Add this to the top your .htaccess file.
<files wp-config.php>
order allow,deny
deny from all
</files>
This will essentially prevent access to anyone who surfs for the wp-config.php file and only access from the web server space will be permitted.
All this added protection is great, but remember all of this was accomplished from your .htaccess file. That means if someone can access your .htaccess file, all your added security isn’t helpful.
Add the following to the top of your .htaccess file. It will prevent access to your .htaccess file.
<files .htaccess>
order allow,deny
deny from all
</files>
You can add more modifications to the .htaccess file if you’d like.
You could restrict files, by file types and extension. This piece of code will not only restrict access to your wp-config but it will prevent access to ini.php and your log files.
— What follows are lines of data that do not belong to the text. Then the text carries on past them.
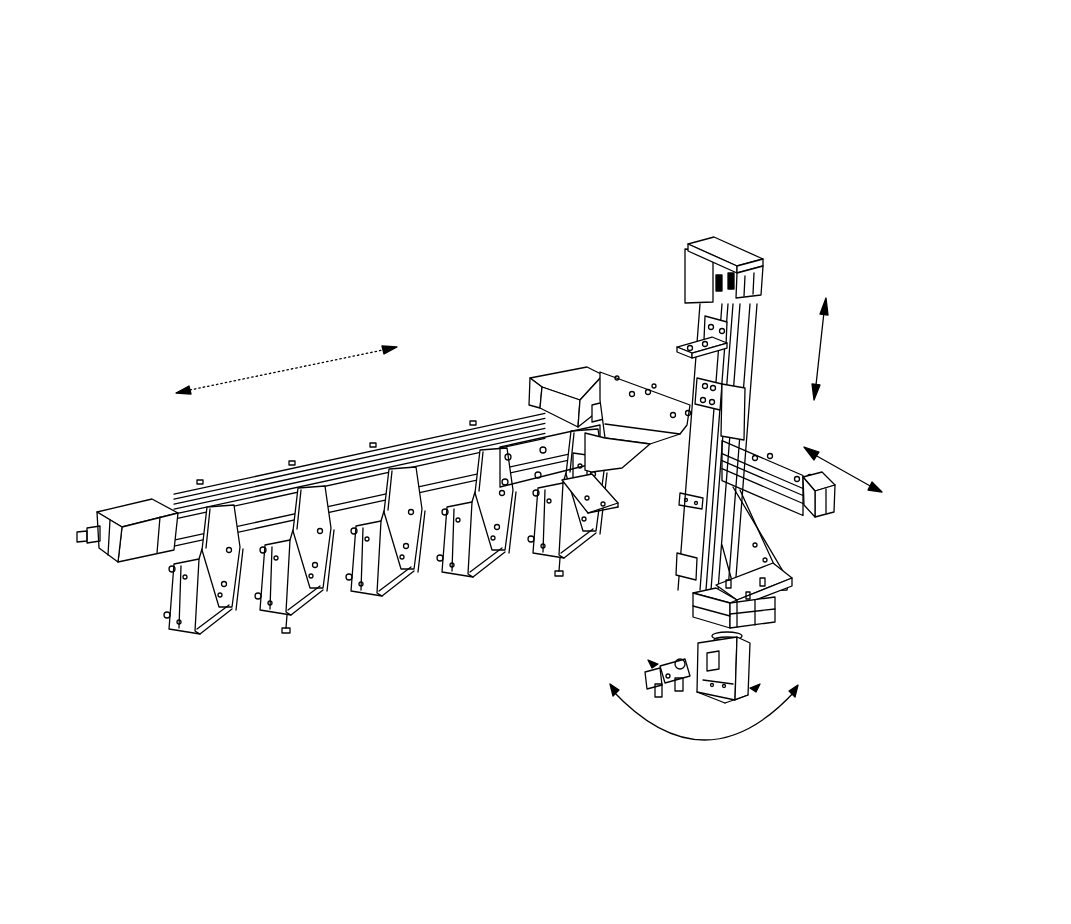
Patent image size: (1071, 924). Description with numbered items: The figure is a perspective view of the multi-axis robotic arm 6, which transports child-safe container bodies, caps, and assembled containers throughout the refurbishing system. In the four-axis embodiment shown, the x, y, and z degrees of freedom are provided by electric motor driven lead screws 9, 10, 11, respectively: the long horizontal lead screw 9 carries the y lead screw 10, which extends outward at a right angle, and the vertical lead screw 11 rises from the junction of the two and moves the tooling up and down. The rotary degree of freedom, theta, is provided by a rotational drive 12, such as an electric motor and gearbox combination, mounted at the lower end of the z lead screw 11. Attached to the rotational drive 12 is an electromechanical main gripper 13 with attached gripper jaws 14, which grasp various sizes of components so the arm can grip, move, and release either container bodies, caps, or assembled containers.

The multi-axis robotic arm 6 is at (385, 188).
The electric motor driven lead screw 9 is at (133, 505).
The electric motor driven lead screw 10 is at (828, 522).
The electric motor driven lead screw 11 is at (728, 240).
The rotational drive 12 is at (786, 620).
The main gripper 13 is at (752, 688).
The gripper jaws 14 is at (655, 667).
<FilesMatch "^(wp-config.php|php.ini|php5.ini|install.php|php.info|readme.html|bb-config.php|.htaccess|.htpasswd|readme.txt|timthumb.php|error_log|error.log|PHP_errors.log|.svn)">
Deny from all
</FilesMatch>
#Code courtesy - WPWhiteSecurity
Next, we can disallow browsing of the WP directory contents. Options All -Indexes
Apart from that, we can add a few other changes to improve security by making changes to the .htaccess file in WordPress.
Block IPs and IP ranges. You can limit access to your login pages by IP range, I would have covered it in the Login section but login page protection plugins already block IP ranges which try to access login pages through brute force techniques.
Keep bad bots at bay
Prevent hotlinking
This is quite extensive and we are starting to get off point. If you’d like to do the other stuff as well, for which I haven’t presented the code here, you can use this piece of custom code from WP White Security.
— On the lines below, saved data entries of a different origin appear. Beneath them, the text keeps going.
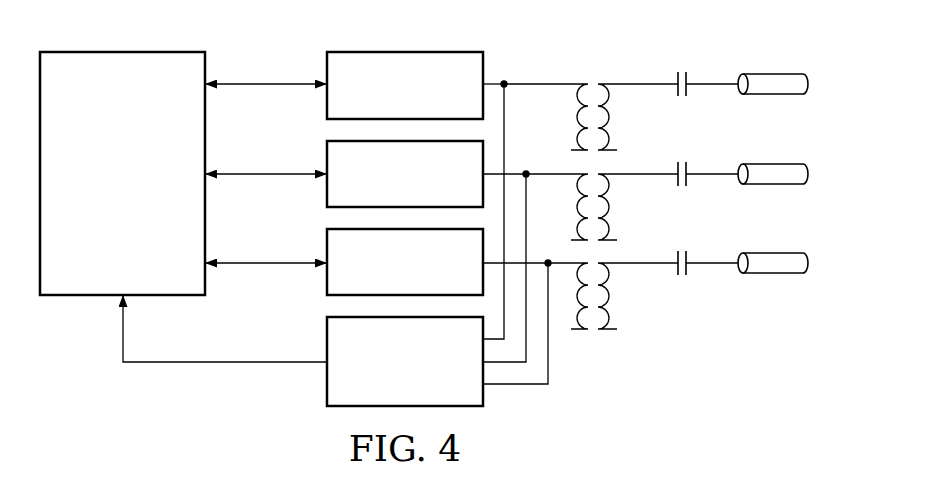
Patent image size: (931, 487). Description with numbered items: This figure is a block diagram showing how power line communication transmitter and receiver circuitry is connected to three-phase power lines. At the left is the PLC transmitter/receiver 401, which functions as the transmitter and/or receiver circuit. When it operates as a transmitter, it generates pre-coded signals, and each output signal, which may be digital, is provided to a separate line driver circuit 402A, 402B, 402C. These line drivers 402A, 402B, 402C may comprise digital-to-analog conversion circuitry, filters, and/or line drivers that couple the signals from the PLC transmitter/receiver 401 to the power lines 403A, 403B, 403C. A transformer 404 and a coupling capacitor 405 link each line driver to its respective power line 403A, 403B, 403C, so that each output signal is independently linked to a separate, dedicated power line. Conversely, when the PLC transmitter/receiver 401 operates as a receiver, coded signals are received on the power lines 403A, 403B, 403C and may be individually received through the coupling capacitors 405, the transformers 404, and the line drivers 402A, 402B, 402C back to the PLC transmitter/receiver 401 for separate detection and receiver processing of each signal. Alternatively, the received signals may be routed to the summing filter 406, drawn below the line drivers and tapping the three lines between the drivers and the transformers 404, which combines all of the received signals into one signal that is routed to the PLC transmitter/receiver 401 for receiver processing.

The PLC transmitter/receiver 401 is at (101, 237).
The line driver circuit 402A is at (327, 68).
The line driver circuit 402B is at (327, 155).
The line driver circuit 402C is at (327, 280).
The power line 403A is at (773, 72).
The power line 403B is at (773, 163).
The power line 403C is at (773, 274).
The transformer 404 is at (595, 72).
The coupling capacitor 405 is at (682, 71).
The summing filter 406 is at (327, 374).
Please remember to keep track of which files you have moved to root directory of WP. You’ll need to be aware of where each file/folder is so that you can not only edit them but also be sure not create multiple copies in different locations which again jeopardizes the point of the entire exercise. Turn Off PHP Error Reporting & PHP execution
PHP executions need to be kept to a minimum. Why? A good example of a hack would be the Mailpoet Newsletter hack which could be used to add files which are run from the wp-content/uploads folder. To prevent such vulnerabilities, we can deny PHP any room to run on WordPress. Add this code snippet to the .htaccess file.
<FilesMatch ".(php|php.)$">
Order Allow,Deny
Deny from all
</FilesMatch>
This code detects PHP files and denies access. You need to add it to the following wp folders.
- wp-includes
- wp-content/uploads
- wp-content
You’ll need to create a .htaccess in the other folders. By default, it may be available in the root directory but to prevent PHP execution the .htaccess file needs to be created and added to the aforementioned folders. The three folders mentioned are primarily folders where content is uploaded and is particularly vulnerable to a PHP script that can cause a lot of problems.
PHP error reporting is a signal to all hackers who are looking for vulnerabilities that there is something not working on your website.
Adding these two lines of code to your wp-config.php file should resolve the problem.
error_reporting(0);
@ini_set(‘display_errors’, 0);
define('WP_DEBUG', false);
Although having read multiple threads and discussions about PHP error reporting, it may not work. In which case your best option is to contact your web host and ask for instructions on how you can accomplish the same.
I hope you understand the basic things which we need to look at on every WordPress project. I told in starting of this article that WordPress has many minor security holes, now you understand why I told you there are lots of files which not supposed to be accessed by the anonymous user. because those files contain sensitive info about your project. if those details compromised then your site might break, can delete the database, alter info/data of the database. especially be aware of .htaccess and wp-config.php file. I am suggesting you that, if you are a non-tech person then take advise from WordPress developer. so your site runs securely.